David's Archives
We gain insights into the creation of personal archives from a variety of perspectives. Ken Dornstein, in his assessment of his brother David’s life, snuffed out in the explosion of Pan Am Flight 103 over Lockerbie, Scotland in late 1988, has ample occasion to comment on David’s personal archives. David Dornstein was not a typical compiler of personal archives; desiring to become a writer, he compiled notebooks, wrote diaries, and send lengthy letters, at various times in his brief life indicating that he wanted to write down everything he saw, experienced, and thought about. His brother digs into these voluminous documents first in order to write a book about David and then to reflect on his struggles to write such a book and to make any sense of this short life.
Throughout Ken Dornstein’s The Boy Who Fell Out of the Sky: A True Story (New York: Vintage Books, 2007) we gain a sense of his brother’s creation of his own archives. “David had filled a great cardboard box with his notebooks and manuscripts,” his brother recounts. “He labeled it in thick Magic Marker: THE DAVE ARCHIVES” (p. 10). We see how Ken visualized his “literary estate,” “believing that a tragic early death would ensure his literary greatness. He wrote notes on in the margins of his notebooks ‘for the biographer’; he instructed his correspondents to ‘save this letter or you’ll be sorry.’ He imagined scholars trying to figure out the riddle of his life in light of his untimely death. He suggested topics for graduate student theses. . . . He pictured his friends poring over his pages to see what he had been working on all of those years, to look for their own names if nothing else” (p. 13). At one point David began to “keep a meticulous record of his artistic coming-to-be, a portrait of the artist as a young man, all the more interesting, he thought, for being written by the young man himself as his youth was actually unfolding” (p. 81). Perhaps these are indicators that writers, even failed ones, are not only self-conscious of their craft but are very aware of the need to produce their own literary estate in their manuscripts, correspondence, notes, and ephemera.

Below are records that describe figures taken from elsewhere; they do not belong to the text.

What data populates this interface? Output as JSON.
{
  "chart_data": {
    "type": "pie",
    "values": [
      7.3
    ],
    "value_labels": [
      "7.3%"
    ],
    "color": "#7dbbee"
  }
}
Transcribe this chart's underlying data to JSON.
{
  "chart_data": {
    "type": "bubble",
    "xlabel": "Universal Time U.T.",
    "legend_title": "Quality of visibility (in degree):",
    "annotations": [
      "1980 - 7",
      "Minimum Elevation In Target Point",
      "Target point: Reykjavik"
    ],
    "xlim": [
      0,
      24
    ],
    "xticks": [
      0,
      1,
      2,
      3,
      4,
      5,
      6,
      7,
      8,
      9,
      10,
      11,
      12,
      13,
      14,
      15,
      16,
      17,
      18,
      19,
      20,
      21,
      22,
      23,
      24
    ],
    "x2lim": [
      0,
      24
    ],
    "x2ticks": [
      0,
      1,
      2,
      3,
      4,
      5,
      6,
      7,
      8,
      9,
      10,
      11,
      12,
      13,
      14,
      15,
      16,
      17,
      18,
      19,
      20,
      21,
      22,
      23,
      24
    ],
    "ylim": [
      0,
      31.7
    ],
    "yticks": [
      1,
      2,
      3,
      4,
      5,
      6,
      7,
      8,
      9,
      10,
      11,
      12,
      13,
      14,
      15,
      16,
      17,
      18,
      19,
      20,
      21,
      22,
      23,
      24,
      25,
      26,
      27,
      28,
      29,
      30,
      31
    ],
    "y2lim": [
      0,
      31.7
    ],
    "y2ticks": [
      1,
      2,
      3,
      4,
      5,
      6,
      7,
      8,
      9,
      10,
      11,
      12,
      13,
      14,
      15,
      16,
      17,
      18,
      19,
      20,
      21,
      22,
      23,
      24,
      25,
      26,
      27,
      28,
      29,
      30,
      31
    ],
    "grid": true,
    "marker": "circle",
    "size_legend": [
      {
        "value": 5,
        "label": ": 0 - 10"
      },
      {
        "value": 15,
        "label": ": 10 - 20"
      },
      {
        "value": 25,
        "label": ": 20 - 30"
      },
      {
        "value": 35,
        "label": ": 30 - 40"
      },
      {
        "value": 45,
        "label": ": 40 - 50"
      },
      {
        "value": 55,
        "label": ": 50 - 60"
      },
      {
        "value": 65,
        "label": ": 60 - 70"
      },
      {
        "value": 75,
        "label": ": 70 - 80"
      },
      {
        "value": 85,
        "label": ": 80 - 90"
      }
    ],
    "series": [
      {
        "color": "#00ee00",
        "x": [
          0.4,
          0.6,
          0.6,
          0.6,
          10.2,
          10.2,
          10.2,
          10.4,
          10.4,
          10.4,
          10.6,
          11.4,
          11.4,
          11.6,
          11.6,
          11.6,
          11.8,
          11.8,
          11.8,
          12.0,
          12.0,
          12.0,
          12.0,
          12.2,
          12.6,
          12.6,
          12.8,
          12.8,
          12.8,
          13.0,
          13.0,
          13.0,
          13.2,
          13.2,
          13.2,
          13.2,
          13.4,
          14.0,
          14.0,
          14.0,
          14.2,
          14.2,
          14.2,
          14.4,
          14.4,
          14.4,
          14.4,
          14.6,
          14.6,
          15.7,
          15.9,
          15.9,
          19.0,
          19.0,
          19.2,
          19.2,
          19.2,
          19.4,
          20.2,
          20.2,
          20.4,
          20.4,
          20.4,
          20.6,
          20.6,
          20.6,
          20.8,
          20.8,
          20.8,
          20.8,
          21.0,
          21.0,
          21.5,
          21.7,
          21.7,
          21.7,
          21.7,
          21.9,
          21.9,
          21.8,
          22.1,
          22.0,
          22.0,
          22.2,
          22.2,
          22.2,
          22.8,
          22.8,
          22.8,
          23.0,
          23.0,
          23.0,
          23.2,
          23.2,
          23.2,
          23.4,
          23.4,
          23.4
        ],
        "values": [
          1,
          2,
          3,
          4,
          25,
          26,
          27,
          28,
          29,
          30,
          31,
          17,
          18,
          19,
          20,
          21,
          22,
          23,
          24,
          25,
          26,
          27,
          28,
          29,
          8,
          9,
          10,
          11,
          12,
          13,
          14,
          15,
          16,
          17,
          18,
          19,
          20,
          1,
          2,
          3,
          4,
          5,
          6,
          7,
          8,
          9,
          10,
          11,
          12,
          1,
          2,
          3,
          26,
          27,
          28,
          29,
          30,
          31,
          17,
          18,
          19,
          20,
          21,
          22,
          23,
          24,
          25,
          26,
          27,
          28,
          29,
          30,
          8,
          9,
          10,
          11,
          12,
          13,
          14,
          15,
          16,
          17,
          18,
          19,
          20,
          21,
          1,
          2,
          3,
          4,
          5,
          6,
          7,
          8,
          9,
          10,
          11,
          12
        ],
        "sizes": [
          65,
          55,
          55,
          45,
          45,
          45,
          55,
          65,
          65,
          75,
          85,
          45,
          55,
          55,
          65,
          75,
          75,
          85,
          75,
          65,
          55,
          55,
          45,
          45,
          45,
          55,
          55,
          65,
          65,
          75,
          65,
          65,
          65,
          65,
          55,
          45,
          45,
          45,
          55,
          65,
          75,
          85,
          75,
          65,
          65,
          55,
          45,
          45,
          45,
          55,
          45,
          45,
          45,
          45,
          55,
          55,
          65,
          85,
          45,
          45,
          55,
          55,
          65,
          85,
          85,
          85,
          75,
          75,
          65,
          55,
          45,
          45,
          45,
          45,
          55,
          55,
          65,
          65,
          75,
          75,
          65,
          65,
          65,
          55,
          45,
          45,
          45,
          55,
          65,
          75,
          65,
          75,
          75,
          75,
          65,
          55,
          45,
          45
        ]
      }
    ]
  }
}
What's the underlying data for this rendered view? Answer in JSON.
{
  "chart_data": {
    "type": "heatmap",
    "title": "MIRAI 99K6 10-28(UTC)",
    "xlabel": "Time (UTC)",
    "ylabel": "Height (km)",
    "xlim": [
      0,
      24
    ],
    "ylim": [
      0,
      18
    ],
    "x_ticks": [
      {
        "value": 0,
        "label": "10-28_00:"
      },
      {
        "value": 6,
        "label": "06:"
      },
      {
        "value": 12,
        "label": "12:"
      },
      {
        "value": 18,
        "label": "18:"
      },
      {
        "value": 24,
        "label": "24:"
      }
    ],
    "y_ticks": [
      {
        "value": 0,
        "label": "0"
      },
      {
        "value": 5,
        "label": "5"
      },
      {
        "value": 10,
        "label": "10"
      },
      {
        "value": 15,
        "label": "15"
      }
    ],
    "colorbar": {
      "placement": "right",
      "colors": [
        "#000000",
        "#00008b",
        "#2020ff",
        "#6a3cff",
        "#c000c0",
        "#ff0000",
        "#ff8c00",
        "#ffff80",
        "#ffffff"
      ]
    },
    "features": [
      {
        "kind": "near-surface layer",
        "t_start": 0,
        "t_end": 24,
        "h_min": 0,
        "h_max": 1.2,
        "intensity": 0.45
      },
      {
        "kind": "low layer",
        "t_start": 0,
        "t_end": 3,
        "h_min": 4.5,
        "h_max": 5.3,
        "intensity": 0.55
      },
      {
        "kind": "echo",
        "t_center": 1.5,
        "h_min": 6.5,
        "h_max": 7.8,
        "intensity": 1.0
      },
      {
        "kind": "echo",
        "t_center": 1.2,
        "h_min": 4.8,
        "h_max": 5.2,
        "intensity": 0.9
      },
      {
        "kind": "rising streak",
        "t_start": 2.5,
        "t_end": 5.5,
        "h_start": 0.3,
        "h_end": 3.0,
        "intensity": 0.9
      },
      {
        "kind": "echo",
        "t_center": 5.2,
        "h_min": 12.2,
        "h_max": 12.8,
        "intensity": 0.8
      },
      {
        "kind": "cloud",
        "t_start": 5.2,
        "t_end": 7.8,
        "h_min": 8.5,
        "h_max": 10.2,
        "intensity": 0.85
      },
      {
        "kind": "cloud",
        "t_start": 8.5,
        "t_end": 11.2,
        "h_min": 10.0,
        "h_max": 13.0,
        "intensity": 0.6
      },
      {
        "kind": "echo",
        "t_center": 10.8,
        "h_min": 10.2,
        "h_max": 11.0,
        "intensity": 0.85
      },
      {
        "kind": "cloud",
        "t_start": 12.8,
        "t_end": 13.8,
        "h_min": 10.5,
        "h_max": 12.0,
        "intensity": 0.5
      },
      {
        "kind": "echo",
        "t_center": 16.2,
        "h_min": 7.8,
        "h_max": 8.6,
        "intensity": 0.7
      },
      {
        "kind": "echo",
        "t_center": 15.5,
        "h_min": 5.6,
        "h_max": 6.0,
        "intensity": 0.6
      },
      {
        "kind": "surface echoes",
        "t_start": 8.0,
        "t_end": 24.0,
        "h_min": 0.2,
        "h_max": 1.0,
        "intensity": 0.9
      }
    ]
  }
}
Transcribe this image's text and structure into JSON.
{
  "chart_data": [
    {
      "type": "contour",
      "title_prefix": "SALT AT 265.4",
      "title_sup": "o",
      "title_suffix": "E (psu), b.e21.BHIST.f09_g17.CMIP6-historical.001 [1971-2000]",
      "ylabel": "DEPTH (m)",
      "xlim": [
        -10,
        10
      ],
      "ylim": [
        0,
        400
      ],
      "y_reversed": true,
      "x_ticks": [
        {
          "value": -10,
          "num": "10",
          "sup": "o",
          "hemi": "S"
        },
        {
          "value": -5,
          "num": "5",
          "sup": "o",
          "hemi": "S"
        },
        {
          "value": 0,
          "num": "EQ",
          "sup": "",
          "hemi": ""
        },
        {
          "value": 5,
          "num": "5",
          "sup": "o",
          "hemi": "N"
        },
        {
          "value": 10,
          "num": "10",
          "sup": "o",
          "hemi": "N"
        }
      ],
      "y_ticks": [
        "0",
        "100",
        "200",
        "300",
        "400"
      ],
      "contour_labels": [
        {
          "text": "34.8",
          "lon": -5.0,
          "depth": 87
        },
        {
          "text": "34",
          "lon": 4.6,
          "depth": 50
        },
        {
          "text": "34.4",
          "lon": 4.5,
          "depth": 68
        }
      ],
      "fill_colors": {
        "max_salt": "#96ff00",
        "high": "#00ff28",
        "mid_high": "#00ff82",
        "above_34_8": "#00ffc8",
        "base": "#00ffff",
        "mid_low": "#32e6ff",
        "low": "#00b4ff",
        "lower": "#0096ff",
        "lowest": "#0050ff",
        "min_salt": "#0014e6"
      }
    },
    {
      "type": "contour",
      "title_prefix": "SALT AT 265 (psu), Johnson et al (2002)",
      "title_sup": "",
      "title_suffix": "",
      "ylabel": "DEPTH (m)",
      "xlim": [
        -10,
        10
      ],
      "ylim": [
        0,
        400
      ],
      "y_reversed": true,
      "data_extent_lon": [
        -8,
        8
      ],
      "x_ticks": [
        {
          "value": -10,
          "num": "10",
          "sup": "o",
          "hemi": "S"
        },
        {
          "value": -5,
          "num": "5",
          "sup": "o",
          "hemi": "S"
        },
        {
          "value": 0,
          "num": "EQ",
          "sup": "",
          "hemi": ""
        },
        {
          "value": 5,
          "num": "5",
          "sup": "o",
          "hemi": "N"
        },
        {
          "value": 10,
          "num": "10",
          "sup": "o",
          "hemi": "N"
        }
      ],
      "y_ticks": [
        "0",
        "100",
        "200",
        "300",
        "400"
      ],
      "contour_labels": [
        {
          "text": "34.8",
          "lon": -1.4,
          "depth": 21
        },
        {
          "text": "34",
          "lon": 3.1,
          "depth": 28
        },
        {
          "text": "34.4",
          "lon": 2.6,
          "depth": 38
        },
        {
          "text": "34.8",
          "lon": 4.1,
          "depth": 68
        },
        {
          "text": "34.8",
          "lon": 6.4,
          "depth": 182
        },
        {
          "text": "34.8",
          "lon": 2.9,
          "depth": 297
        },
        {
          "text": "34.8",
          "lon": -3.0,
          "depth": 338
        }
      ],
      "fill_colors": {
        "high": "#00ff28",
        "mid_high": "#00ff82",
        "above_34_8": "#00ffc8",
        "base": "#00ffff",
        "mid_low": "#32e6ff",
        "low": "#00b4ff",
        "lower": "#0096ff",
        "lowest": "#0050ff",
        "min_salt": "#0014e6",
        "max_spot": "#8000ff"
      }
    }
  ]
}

Dornstein reveals other characteristics of his brother’s personal papers, aspects that many archivists can relate to from their own work. For example, “In his letters, David had a habit of enclosing artifacts from his life, found objects, things lying around at the time he sealed the envelope: a box of cigarettes to show what he was smoking, clippings from the local newspapers to show what he was reading, condom wrappers, manufacturers’ inserts from spermicidal jellies” (p. 54). Archivists often have found such items and even more bizarre objects; I once found parts of a shattered collarbone in a letter describing a sailor’s wounds in the naval battle on Lake Erie during the War of 1812.
The author describes his struggles to make sense of his late brother’s papers, resolving a number of times to finish working through them, write his story, and “then put this stuff away for good” (p. 239). As Ken Dornstein candidly reveals this book is as much about himself as it is about his brother. He concludes the book with a letter to his brother, writing that “In some ways this whole project has been a struggle to get back to the present from wherever it was that I blasted off to after you died – a fall to earth just like yours, but with hope and possibility opening up as I near the ground, not closing off for good. I feel like I’ve been scratching and clawing my way back for years and I’m almost there” (p. 324). David’s archives provide the means for Ken to finish up with the death of his brother, and in his descriptions of reading the papers and musing over their eccentricities, we also discover something about why individuals and families hold onto old documents. They are markers, clues, signposts to the past, and they are the best we have as windows into our own past and a road to understanding that past.